Bis zu zwei Wochen soll sich Ratko Mladic bereits bei seinem Verwandten im Dorf Lazarevo aufgehalten haben, verlautete heute in verschiedenen serbischen und kroatischen Medien unter Berufung auf Polizei und Geheimdienst. Bei seiner Verhaftung hatte er zwei Pistolen bei sich, doch der Zugriff erfolgte so schnell, dass Mladic keinen Widerstand leisten konnte. Zum Verhängnis geworden sein soll Mladic sein auffälliger Siegelring, den er auch in der Kriegszeit ständig trug. Durch diesen Ring identifizierte ein Polizeispitzel Ratko Mladic, dessen Aussehen sich in den Jahren der Flucht doch verändert hatte. Zwar wurden noch keine aussagekräftigen Fotografien veröffentlicht, doch Ermittler beschreiben Mladic als weit magerer, ziemlich gealtert und fast ohne Haare. Durch einen Schlaganfall soll seine rechte Hand weitgehend gelähmt sein. Im Dorf Lazarevo benutzte Mladic den Namen Milorad Komadic; falsche Papiere auf diesen Namen besaß Mladic jedoch nicht, betont der serbische Innenminister Ivica Dacic:

„Ratko Mladic hat sich überhaupt nicht als andere Person ausgegeben.

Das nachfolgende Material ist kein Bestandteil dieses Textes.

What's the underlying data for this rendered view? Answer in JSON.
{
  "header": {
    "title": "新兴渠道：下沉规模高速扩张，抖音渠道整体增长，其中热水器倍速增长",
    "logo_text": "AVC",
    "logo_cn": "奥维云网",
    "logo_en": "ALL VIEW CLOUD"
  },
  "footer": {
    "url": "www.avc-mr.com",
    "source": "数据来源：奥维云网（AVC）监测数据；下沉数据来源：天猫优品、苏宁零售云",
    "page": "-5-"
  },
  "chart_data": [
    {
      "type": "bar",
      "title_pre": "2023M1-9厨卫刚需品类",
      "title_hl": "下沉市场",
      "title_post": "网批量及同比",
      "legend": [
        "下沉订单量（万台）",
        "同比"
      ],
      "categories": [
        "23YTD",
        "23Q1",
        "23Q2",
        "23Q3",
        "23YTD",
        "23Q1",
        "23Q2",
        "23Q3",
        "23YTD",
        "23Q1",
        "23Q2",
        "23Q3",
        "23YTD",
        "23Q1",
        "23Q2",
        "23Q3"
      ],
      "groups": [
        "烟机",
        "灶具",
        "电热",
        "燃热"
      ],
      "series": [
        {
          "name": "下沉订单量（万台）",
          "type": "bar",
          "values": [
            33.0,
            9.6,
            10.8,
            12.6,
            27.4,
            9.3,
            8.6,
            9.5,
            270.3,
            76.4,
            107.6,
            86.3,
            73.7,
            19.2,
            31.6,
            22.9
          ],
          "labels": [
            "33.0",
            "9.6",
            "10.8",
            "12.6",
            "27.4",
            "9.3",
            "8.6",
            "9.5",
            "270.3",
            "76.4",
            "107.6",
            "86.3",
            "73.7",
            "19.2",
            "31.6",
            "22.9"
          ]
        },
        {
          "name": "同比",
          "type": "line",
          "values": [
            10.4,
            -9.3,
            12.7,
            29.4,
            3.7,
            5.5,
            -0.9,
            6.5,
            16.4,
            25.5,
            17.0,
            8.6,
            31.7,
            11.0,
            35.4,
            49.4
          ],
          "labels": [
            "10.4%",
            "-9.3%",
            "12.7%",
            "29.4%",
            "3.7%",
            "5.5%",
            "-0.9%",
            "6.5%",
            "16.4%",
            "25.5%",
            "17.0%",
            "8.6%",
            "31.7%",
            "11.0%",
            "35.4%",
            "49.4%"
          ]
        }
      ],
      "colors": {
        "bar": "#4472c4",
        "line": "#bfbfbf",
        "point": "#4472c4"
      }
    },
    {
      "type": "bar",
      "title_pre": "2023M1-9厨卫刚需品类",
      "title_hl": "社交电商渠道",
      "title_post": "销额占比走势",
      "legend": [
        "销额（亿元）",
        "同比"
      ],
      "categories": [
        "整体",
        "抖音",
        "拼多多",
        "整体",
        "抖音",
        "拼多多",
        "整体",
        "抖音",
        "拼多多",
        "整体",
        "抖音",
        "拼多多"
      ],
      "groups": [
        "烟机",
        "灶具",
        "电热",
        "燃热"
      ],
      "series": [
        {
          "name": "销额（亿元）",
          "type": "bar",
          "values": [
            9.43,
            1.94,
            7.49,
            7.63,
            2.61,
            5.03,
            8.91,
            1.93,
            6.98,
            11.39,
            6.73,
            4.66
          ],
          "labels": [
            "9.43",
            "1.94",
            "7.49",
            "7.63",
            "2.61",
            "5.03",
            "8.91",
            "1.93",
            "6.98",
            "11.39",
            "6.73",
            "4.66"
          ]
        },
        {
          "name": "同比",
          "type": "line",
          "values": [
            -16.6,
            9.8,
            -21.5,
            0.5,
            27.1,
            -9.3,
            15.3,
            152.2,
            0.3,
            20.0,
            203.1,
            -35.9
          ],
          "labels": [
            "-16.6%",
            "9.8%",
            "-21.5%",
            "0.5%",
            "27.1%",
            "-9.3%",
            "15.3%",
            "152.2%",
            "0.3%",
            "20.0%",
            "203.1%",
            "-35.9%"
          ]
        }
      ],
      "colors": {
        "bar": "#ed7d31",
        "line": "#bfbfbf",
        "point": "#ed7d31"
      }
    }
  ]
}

Er hatte einen Personalausweis auf seinen richtigen Namen, der aber abgelaufen war. Außerdem hatte er einen Militärausweis, der ebenfalls auf seinen Namen lautete.“

Umso dringender stellt sich damit die Frage, warum sich Mladic so lange verstecken konnte. Die Tageszeitung Blic zitiert heute einen namentlich nicht genannten Studenten; er behauptet, mit Mladic im Sommer 201 einige Zeit auf einer Baustelle in der Stadt Zrenjanin in der Vojodina gearbeitet zu haben. Offen ist, wie sich diese Darstellung mit Mladics schlechtem Gesundheitszustand verträgt, der natürlich erst später eingetreten sein könnte. In der Darstellung seiner Flucht klafft eine große Lücke für die Zeit von 2006 bis 2011. Im Februar 2006 versäumte Serbien warum auch immer seine Verhaftung. Mladics richtige Flucht begann erst nach dem Sturz von Slobodan Milosevic im Oktober 2001. Bis Juni 2002 wurde er noch von den Streitkräften geschützt und untergebracht, doch dann wurde der politische Druck zu groß. Anschließend lebte er einige Jahre in Wohnungen, die ihm Helfershelfer beschafften. Diese Gruppe wurde 2006 zerschlagen; Mladic wurde auch immer mehr von Geldquellen abgeschnitten und bei der gestrigen Verhaftung war von seinen einst bis zu 50 Leibwächtern keiner mehr übrig geblieben.